Madden did get to the issue of community use of the arena. She wrote:
For the reasons stated above, the ESDC was not irrational or unreasonable in designating the professional sports arena portion of the Project as a “civic project,” as such interpretation comports with the plain meaning of the UDCA. Notwithstanding this conclusion, the parties acknowledge that throughout this process, Forest City has emphasized its clear commitment to make the arena available, albeit on a limited basis, for community and cultural events. The court recognizes the importance of this commitment and that Forest City is bound to provide meaningful access to the community for use of the arena.The court was way overoptimistic, even foolish, it turns out.

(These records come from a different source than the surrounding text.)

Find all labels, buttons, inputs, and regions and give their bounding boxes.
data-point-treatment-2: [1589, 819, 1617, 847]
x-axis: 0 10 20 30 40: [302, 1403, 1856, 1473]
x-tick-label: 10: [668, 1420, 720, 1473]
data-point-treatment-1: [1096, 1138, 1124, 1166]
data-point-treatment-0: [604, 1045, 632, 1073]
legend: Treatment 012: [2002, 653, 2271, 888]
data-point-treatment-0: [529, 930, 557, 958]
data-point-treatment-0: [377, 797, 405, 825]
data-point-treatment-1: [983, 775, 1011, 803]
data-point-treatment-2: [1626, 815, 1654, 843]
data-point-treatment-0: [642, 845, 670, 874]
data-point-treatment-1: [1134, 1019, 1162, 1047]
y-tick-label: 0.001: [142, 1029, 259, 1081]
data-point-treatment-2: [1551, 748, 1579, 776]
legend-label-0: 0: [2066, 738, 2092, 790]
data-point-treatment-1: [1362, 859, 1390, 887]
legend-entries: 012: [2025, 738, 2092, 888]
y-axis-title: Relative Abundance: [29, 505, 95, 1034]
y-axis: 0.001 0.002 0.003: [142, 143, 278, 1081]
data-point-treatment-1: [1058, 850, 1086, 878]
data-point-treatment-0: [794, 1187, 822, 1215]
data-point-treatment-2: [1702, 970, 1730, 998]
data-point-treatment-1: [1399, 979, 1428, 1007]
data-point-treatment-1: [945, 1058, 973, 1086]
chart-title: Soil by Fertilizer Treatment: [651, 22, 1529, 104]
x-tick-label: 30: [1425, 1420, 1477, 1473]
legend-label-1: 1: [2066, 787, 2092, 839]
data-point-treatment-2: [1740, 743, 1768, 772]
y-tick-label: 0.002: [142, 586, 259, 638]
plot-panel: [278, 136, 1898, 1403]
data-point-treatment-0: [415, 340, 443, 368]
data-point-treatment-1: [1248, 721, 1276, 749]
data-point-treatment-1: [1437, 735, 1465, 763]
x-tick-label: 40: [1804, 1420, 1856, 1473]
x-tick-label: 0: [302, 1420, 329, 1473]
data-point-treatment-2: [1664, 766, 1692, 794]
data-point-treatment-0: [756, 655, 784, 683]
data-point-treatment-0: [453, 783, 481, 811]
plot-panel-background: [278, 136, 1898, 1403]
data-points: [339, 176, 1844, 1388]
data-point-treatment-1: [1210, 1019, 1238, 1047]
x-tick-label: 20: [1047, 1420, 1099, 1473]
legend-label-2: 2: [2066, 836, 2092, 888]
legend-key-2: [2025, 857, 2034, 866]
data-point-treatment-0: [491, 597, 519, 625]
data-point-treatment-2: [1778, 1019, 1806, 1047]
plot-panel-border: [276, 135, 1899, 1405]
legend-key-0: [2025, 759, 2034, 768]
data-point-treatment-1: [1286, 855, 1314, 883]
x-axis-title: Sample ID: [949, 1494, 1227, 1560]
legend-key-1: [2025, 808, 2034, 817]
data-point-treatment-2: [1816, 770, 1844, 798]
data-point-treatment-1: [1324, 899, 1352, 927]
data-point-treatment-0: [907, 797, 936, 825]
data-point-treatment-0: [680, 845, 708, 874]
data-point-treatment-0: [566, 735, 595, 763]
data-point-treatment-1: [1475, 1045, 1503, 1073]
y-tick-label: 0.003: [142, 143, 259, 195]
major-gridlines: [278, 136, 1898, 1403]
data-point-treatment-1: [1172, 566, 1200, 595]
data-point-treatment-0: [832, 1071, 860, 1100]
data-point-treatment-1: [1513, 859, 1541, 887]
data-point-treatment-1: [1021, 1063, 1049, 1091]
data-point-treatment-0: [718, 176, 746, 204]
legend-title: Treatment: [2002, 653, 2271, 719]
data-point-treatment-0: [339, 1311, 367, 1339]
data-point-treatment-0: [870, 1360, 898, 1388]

Though that commitment was in the CBA, it was either nonbinding or not enforceable. As I wrote in January 2017, all evidence showed that the Community Events program never launched, despite plans to do so. (The executive who claimed it had launched is long gone.)
Madden's previous passage led to a footnote that must have seemed reassuring at the time:
Petitioners contend that the ESDC has not explained the extent to which or on what terms the arena will be made available to community groups. Citing to a report prepared by an outside accounting firm, KPMG, LLP, petitioners assert that the cost of using the arena will exceed $100,000, which includes a base rental of $62,000 and expenses of $41,000. Although not argued by petitioner, the court notes that the report states that this estimate appears to be “high.” Furthermore, it is unclear whether this is the rate that would be applicable to community groups. As indicated above, the “civic benefits” identified in the FEIS explicitly state the arena will be available for use by community groups “at a reasonable cost (generally the cost of operation).” While at this stage of the Project nothing definitive exists as to rental cost to community groups, respondents have made a clear commitment to make the arena available to community groups at a “reasonable cost.”Actually, and as proven in hindsight, the evidence of the clear commitment was pretty thin.